Colorado Shawl - Tunisian entrelac lace using Brown Sheep Company yarn.
Colorado Shawl – Tunisian entrelac lace using Brown Sheep Company yarn.

Welcome to my crochet corner of the universe…

I learned to knit and crochet when I was small. At various points of my life I would pick it up and put it down because being a left-handed person surrounded by right-handed people trying to teach me things was frustrating. Things changed when I moved to Winnipeg in 2005 and my knitting coworkers taught me continental knitting. Suddenly yarn was a lot less threatening and really, really enjoyable. I passed the long winters knitting like crazy and during this time, I retaught myself crochet. At the same time, I taught myself Tunisian crochet and fell in love.

In the years since I started this blog (2015), I relocated to Ottawa for four years and most recently, to Upstate New York. I make and sell crocheted blankets. I also work as a wildlife artist.

I’m also a coffee shop philosophizer, and all around socially awkward nice lady. I tend to write the way that I speak. I am fairly direct and I make use of some colourful language. You have been warned!!

4 Replies to “About”

  1. I am very much going to enjoy using your site.

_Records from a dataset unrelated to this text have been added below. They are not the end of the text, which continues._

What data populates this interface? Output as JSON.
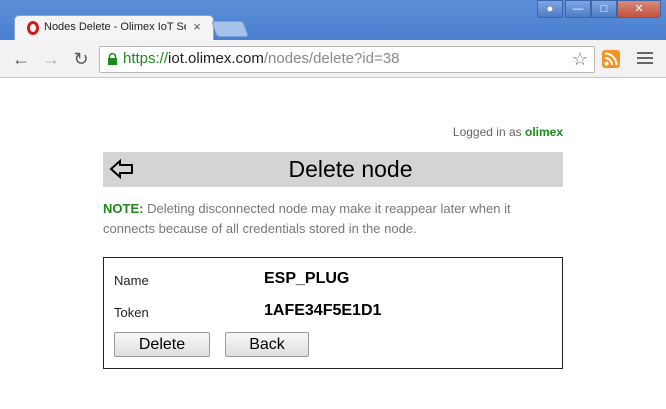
{
  "browser": {
    "tab_title": "Nodes Delete - Olimex IoT Se",
    "tab_close": "×",
    "url": {
      "scheme": "https://",
      "host": "iot.olimex.com",
      "path": "/nodes/delete?id=38"
    }
  },
  "session": {
    "logged_in_label": "Logged in as",
    "username": "olimex"
  },
  "header": {
    "title": "Delete node"
  },
  "note": {
    "label": "NOTE:",
    "text": "Deleting disconnected node may make it reappear later when it connects because of all credentials stored in the node."
  },
  "node": {
    "name_label": "Name",
    "name_value": "ESP_PLUG",
    "token_label": "Token",
    "token_value": "1AFE34F5E1D1"
  },
  "actions": {
    "delete_label": "Delete",
    "back_label": "Back"
  },
  "colors": {
    "accent_green": "#1a8a1a",
    "header_bar": "#d4d4d4",
    "chrome_blue": "#4a7fd0"
  }
}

I am new to learning Tunisian crochet and the way you explain everything makes it very easy for me to understand, thank you for all the time you have put into this page.
    By the way I am also a LEFTIE and we are very special and talent people aren’t we.

  2. Imnsho, colourful language is a vital necessity.
    Which opinion makes you and me part of an expressive minority.
    Crocheting au tunisien makes us part of a separate minority.
    Shove ’em together and we comprise mebbe .. a third ?
    I too taught myself to crochet: it was back in my early 20s, and there wasn’t a soul around to advise; so how I do it is pretty weird.
    Nevertheless, I love it – as you obviously do, too.
    Let us raise a glass to crochet, you and I .. 😉

  3. Tip for lefties — My grandmother taught me to crochet when I was too young to know what left-handed meant. She sat directly across from me and we leaned in, so her hands were in the “right” places. I didn’t realize it made a difference until I learned to knit and my knits looked like her purls and vice versa. Watching videos now, though — that is trippy! I just don’t see how they do anything when they hold it all wrong!!